The crew of Ariadne and Luise had a nominal strength of 233 men, Freya had 248 men. They consisted of 13 or 14 officers and 220 or 234 men . In order to make life on board more pleasant during foreign missions, especially in tropical regions, the rooms were laid out relatively generously and large windscreens were used to ensure adequate ventilation.


  • Gardiner, Robert (Ed.): Conway's All The World's Fighting Ships 1860-1905 . Conway Maritime Press, London 1979, ISBN 0-85177-133-5 , pp. 251 .
  • Gröner, Erich / Dieter Jung / Martin Maass: The German warships 1815-1945 . tape 1 : Armored ships, ships of the line, battleships, aircraft carriers, cruisers, gunboats . Bernard & Graefe Verlag, Munich 1982, ISBN 3-7637-4800-8 , p. 114 f .
  • Hildebrand, Hans H. / Albert Röhr / Hans-Otto Steinmetz: The German warships . Biographies - a mirror of naval history from 1815 to the present . 10 volumes. Mundus Verlag, Ratingen (licensed edition by Koehler's Verlagsgesellschaft, Hamburg, approx. 1990).


  1. Technical data according to Gröner: The German warships , Volume 1, p. 114f apply to Ariadne and Luise , Freya deviating from it
  2. Hildebrand / Röhr / Steinmetz: The German warships. Volume 1: Biographies from Adler to Augusta, p. 57.
  3. a b c d The new smooth-deck corvette Luise . In: Illustrirte Zeitung . No.  1562 . JJ Weber, Leipzig June 7, 1873, p. 430 ( online version of the BSB ).
  4. Hildebrand / Röhr / Steinmetz: The German warships. Volume 1, p. 253.
  5. Hildebrand / Röhr / Steinmetz: The German warships. Volume 6: Biographies from Lützow to Prussia , p. 27.
  6. Hildebrand / Röhr / Steinmetz: The German warships. Volume 3: Biographies from Elbe to Graudenz , p. 98.
  7. a b c d e f g h i j k Gröner / Jung / Maass: The German warships. Volume 1, p. 115.
  8. Hildebrand / Röhr / Steinmetz: The German warships. Volume 1, pp. 253-257.
  9. Hildebrand / Röhr / Steinmetz: The German warships. Volume 6, pp. 27f.
  10. Hildebrand / Röhr / Steinmetz: The German warships. Volume 3, pp. 98f.
  11. Hildebrand / Röhr / Steinmetz: The German warships. Volume 3, p. 99.
  12. Hildebrand / Röhr / Steinmetz: The German warships. Volume 6, pp. 28f.
  13. Hildebrand / Röhr / Steinmetz: The German warships. Volume 3, pp. 99f.
  14. Hildebrand / Röhr / Steinmetz: The German warships. Volume 1, pp. 256f.

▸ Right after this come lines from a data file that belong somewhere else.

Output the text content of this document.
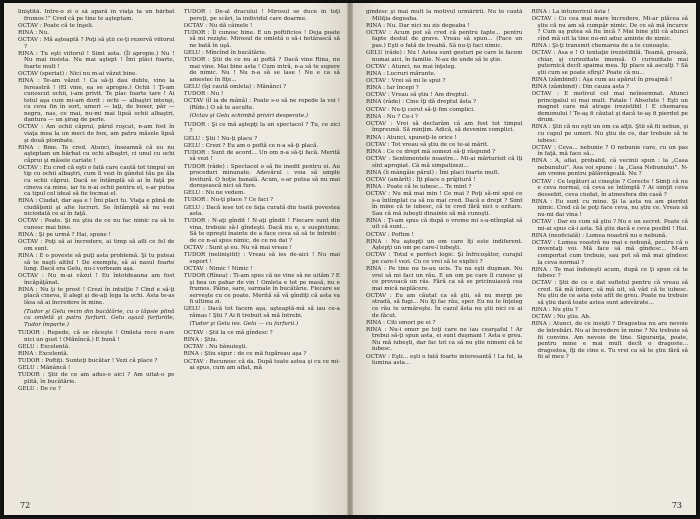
liniştită. Între-o zi o să apară în viaţa ta un bărbat frumos !” Cred că pe tine te aşteptam.
OCTAV : Poate că te înşeli.
RINA : Nu.
OCTAV : Mă aşteaptă ? Poţi să ştii ce-ţi rezervă viitorul ?
RINA : Tu eşti viitorul ! Simt asta. (Îl apropie.) Nu ! Nu mai insista. Nu mai aştept ! Îmi plăci foarte, foarte mult !
OCTAV (speriat) : Nici nu m-ai văzut bine.
RINA : Te-am văzut ! Ca să-ţi dau dublu, vino la fereastră ! (El vine, ea se apropie.) Ochii ! Ţi-am cunoscut ochii, i-am privit. Te plac foarte tare ! Ai totul aşa cum mi-am dorit : ochi — albaştri intenşi, cu ceva fin în sort, umeri — laţi, de boxer, păr — negru, nas, ce mai, nu-mi mai lipsă ochii albaştri, dantura — un şirag de perle.
OCTAV : Am ochii căprui, părul roşcat, n-am fost în viaţa mea la un meci de box, am patru măsele lipsă şi două plombate.
RINA : Bine. Te cred. Atunci, înseamnă că eu nu aşteptam un bărbat cu ochi albaştri, ci unul cu ochi căprui şi măsele cariate !
OCTAV : Eu cred că eşti o fată care caută tot timpul un tip cu ochii albaştri, cum îl vezi în gândul tău pe ăla cu ochii căprui. Dacă se întâmplă să ai în faţă pe cineva ca mine, iar tu n-ai ochii pentru el, s-ar putea ca tipul cel ideal să fie tocmai el.
RINA : Ciudat, dar aşa e ! Îmi placi tu. Viaţa e plină de ciudăţenii şi alte lucruri. Se întâmplă să nu vezi niciodată ce ai în faţă.
OCTAV : Poate. Şi nu ştiu de ce nu fac nimic ca să te cunosc mai bine.
RINA : Şi pe urmă ? Hai, spune !
OCTAV : Poţi să ai încredere, ai timp să afli ce fel de om sunt.
RINA : E o poveste să puţi asta problemă. Şi tu puteai să te naşti altfel ! De exemplu, să ai nasul foarte lung. Dacă era Gelu, nu-i vorbeam aşa.
OCTAV : Nu m-ai văzut ! Eu întotdeauna am fost încăpăţânat.
RINA : Nu ţi te prost ! Crezi în intuiţie ? Cînd e să-ţi placă cineva, îl alegi şi de-aţi lega la ochi. Asta te-as lăsa să ai încredere în mine.
(Tudor şi Gelu recin din bucătărie, cu o tăpsie plină cu omletă şi patru farfurii. Gelu aşază farfuriile, Tudor împarte.)
TUDOR : Repede, că se răceşte ! Omleta rece n-are nici un gust ! (Mănîncă.) E bună !
GELU : Excelentă.
RINA : Excelentă.
TUDOR : Poftiţi. Sunteţi bucătar ! Vezi că place ?
GELU : Mănâncă !
TUDOR : Ştii de ce am adus-o aici ? Am uitat-o pe plită, în bucătărie.
GELU : De ce ?
TUDOR : De-al dracului ! Mirosul se duce în toţi pereţi, pe scări, la individul care doarme.
OCTAV : Nu dă câinele !
TUDOR : Îl cunosc bine. E un poftificios ! Deja poate să mi rezişte. Mirosul de omletă o să-i hotărască să ne bată în uşă.
GELU : Mîncînd în bucătărie.
TUDOR : Ştii de ce nu ai poftă ? Dacă vine Rina, nu mai vine. Mai bine asta ! Cum intră, n-a să te supere de nimic. Nu ! Nu n-a să se lase ! Nu e ca să amestec în fiţe...
GELU (îşi caută omleta) : Mănânci ?
TUDOR : Nu !
OCTAV (îl ia de mână) : Poate s-o să ne repede la voi ! (Rîde.) O să te asculte.
(Octav şi Gelu schimbă priviri desperate.)
TUDOR : Şi ce mă aştepţi la un spectacol ? Tu, ce zici ?
GELU : Ştii ! Nu-ţi place ?
GELU : Crezi ? Eu am o poftă ce n-a să-ţi placă.
TUDOR : Sunt de acord... Un om n-a să-ţi facă. Merită să vezi !
TUDOR (râde) : Spectacol o să fie inedit pentru ei. Au proceduri minunate. Adevărul : voia să umple lovitură. O hoţie banală. Acum, s-ar putea să nu mai doreşească nici să fure.
GELU : Nu ne vedem.
TUDOR : Nu-ţi place ? Ce faci ?
GELU : Dacă iese tot ce faţa curată din toată povestea asta.
TUDOR : N-aţi gîndit ! N-aţi gîndit ! Fiecare sunt din vina, trebuie să-l gîndeşti. Dacă nu e, e suspiciune. Să te opreşti înainte de a face ceva să să te întrebi : de ce n-ai spus nimic, de ce nu dai ?
OCTAV : Sunt şi eu. Nu vă mai vreau !
TUDOR (nelinişitit) : Vreau să ies de-aici ! Nu mai suport !
OCTAV : Nimic ! Nimic !
TUDOR (Rînea) : Ti-am spus că ne vine să ne uităm ? E şi bea un pahar de vin ! Omleta e tot pe masă, nu e frumos. Pâine, sare, sarmale în bucătărie. Fiecare se serveşte cu ce poate. Merită să vă gîndiţi că asta va fi ultima zi.
GELU : Dacă tot facem aşa, aşteaptă-mă să iau ce-a rămas ! Ştii ? Ai fi trebuit să mă întrebi.
(Tudor şi Gelu ies. Gelu — cu farfurii.)
OCTAV : Ştii la ce mă gîndesc ?
RINA : Ştiu.
OCTAV : Nu bănuieşti.
RINA : Ştiu sigur : de ce mă fugăreau aşa ?
OCTAV : Recunosc că da. După toate astea şi cu ce mi-ai spus, cum am aflat, mă
72
gîndesc şi mai mult la motivul urmăririi. Nu te caută Miliţia degeaba.
RINA : Nu. Dar nici nu zis degeaba !
OCTAV : Acum pot să cred că pentru fapte... pentru fapte destul de grave. Vreau să spun... (Face un pas.) Eşti o fată de treabă. Să nu-ţi faci nimic.
GELU (râde) : Nu ! Astea sunt gesturi pe care le facem numai aici, în familie. N-au de unde să le ştie.
OCTAV : Atunci, nu mai înţeleg.
RINA : Lucruri mărunte.
OCTAV : Vrei să mi le spui ?
RINA : Iar începi ?
OCTAV : Vreau să ştiu ! Am dreptul.
RINA (râde) : Cine îţi dă dreptul ăsta ?
OCTAV : Nu-ţi cerut să-ţi fim complici.
RINA : Nu ? Ce-i ?
OCTAV : Vrei să declarăm că am fost tot timpul împreună. Să minţim. Adică, să devenim complici.
RINA : Atunci, spuneţi-le orice !
OCTAV : Tot vreau să ştiu de ce te-ai mărit.
RINA : Ce ce drept mă somezi să-ţi răspund ?
OCTAV : Sentimentele noastre... Mi-ai mărturisit că îţi sînt apropiat. Că mă simpatizezi...
RINA (îi mângâie părul) : Îmi placi foarte mult.
OCTAV (amărît) : Îţi place o prăjitură !
RINA : Poate că te iubesc... Te mint ?
OCTAV : Nu mă mai min ! Ce mai ? Poţi să-mi spui ce s-a întîmplat ca să nu mai cred. Dacă e drept ? Simt în mine că te iubesc, că te cred fără nici o ezitare. Sau că mă iubeşti dinainte să mă cunoşti.
RINA : Ţi-am spus că după o vreme mi s-a-ntîmplat să uit că sunt...
OCTAV : Poftim !
RINA : Nu aştepţi un om care îţi este indiferent. Aştepţi un om pe care-l iubeşti.
OCTAV : Totul e perfect logic. Şi înfricoşător, curajul pe care-l vezi. Cu ce vrei să te explici ?
RINA : Pe tine nu te-au ucis. Tu nu eşti duşman. Nu vrei să mi faci un rău. E un om pe care îl cunosc şi ce provoacă un râs. Fără ca să se pricinuiască cea mai mică neplăcere.
OCTAV : Eu am căutat ca să ştii, să nu mergi pe stradă, să fugi... Nu îţi fac rău, sper. Eu nu te înţeleg ce rău te urmăreşte. În cazul ăsta nu ştii nici ce ai de făcut.
RINA : Citi omori pe ei ?
RINA : Nu-i omor pe toţi care ne iau cearşaful ! Ar trebui să-ţi spun asta, ei sunt duşmani ! Asta e greu. Nu mă iubeşti, dar fac tot ca să nu ştie nimeni că te iubesc.
OCTAV : Eşti... eşti o fată foarte interesantă ! La fel, la lumina asta...
RINA : La întunericul ăsta !
OCTAV : Cu cea mai mare încredere. Mi-ar plăcea să ştiu că nu am să cumpăr nimic. De ce să mă încurce ? Cum aş putea să fiu încă ? Mai bine ştii că atunci cînd mă uit la tine nu-mi aduc aminte de nimic.
RINA : Şi-ţi transmit chemarea de a te cunoaşte.
OCTAV : Asa e ! O tentaţie irezistibilă. Teamă, groază, chiar, şi curiozitate imensă. O curiozitate mai puternică decît spaima mea. Îţi place să asculţi ? Să ştii cum se poate sfîrşi? Poate că nu...
RINA (zâmbind) : Aşa cum au apărut în preajmă !
RINA (zâmbind) : Din cauza asta ?
OCTAV : E motivul cel mai neînsemnat. Atunci principalul ei mai mult. Fatale ! Absolute ! Eşti un magnet care mă atrage irezistibil ! E chemarea demonului ! Te-aş fi căutat şi dacă te-aş fi pierdut pe drum.
RINA : Ştii că nu eşti un om ca alţii. Ştii să fii nebun, şi cu capul pe umeri. Nu ştiu de ce, dar trebuie să te iubesc.
OCTAV : Ceva... nebunie ? O nebunie care, cu un pas în faţă, mă face să...
RINA : A, aflai, probabil, că vecinii spun : la „Casa nebunului”. Asa voi spune : la „Casa Nebunului”. N-am vreme pentru pălăvrăgeală. Nu ?
OCTAV : Ce legături ai cineştie ? Corecte ! Simţi că nu e ceva normal, că ceva se întîmplă ? Ai simţit ceva deosebit, ceva ciudat, în atmosfera din casă ?
RINA : Eu sunt cu mine. Şi la asta nu am pierdut nimic. Cred că le poţi face ceva, nu ştiu ce. Vreau să nu-mi dai vina !
OCTAV : Dar eu cum să ştiu ? Nu e un secret. Poate că mi-ai spus că-i asta. Să ştiu dacă e ceva posibil ! Hai.
RINA (neoficială) : Lumea noastră nu e nebună.
OCTAV : Lumea voastră nu mai e nebună, pentru că o inventaţi voi. Mă face să mă gîndesc... M-am comportat cum trebuie, sau pot să mă mai gîndesc la ceva normal ?
RINA : Te mai îndoieşti acum, după ce ţi spun că te iubesc ?
OCTAV : Ştii de ce e dat sufletul pentru că vreau să cred. Să mă întorc, să mă uit, să văd că te iubesc. Nu ştiu de ce asta este atît de greu. Poate nu trebuie să ştiu dacă toate astea sunt adevărate...
RINA : Nu ştiu ?
OCTAV : Nu ştiu. Ah.
RINA : Atunci, de ce insişti ? Dragostea nu are nevoie de întrebări. Nu ai încredere în mine ? Nu trebuie să fii convins. Am nevoie de tine. Siguranţa, poate, pentru mine e mai mult decît o dragoste... dragostea, îţi de cine e. Tu vrei ca să te ştiu fără să fii al meu ?
73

  15. Hildebrand / Röhr / Steinmetz: The German warships. Volume 3, p. 100.
  16. Hildebrand / Röhr / Steinmetz: The German warships. Volume 1, p. 257.
  17. Hildebrand / Röhr / Steinmetz: The German warships. Volume 6, p. 29.
  18. Hildebrand / Röhr / Steinmetz: The German warships. Volume 1, pp. 252-257.
  19. Hildebrand / Röhr / Steinmetz: The German warships. Volume 6, pp. 26-29.
  20. Hildebrand / Röhr / Steinmetz: The German warships. Volume 3, pp. 97-100.
  21. a b c d Gröner / Jung / Maass: The German warships. Volume 1, p. 114.
  22. a b c The German upper deck corvette Ariadne . In: Illustrirte Zeitung . No.  1476 . JJ Weber, Leipzig October 14, 1871, p. 290 ( online version of the BSB ).
  23. ^ A b Gardiner: Conways All The World's Fighting Ships. P. 251.
  24. ^ Brommy, Rudolf / Heinrich von Littrow : The Navy . Central antiquariat of the German Democratic Republic, Leipzig 1982, ISBN 3-7961-1736-8 , p. 298 (reprint of the 3rd edition of the original edition from 1878).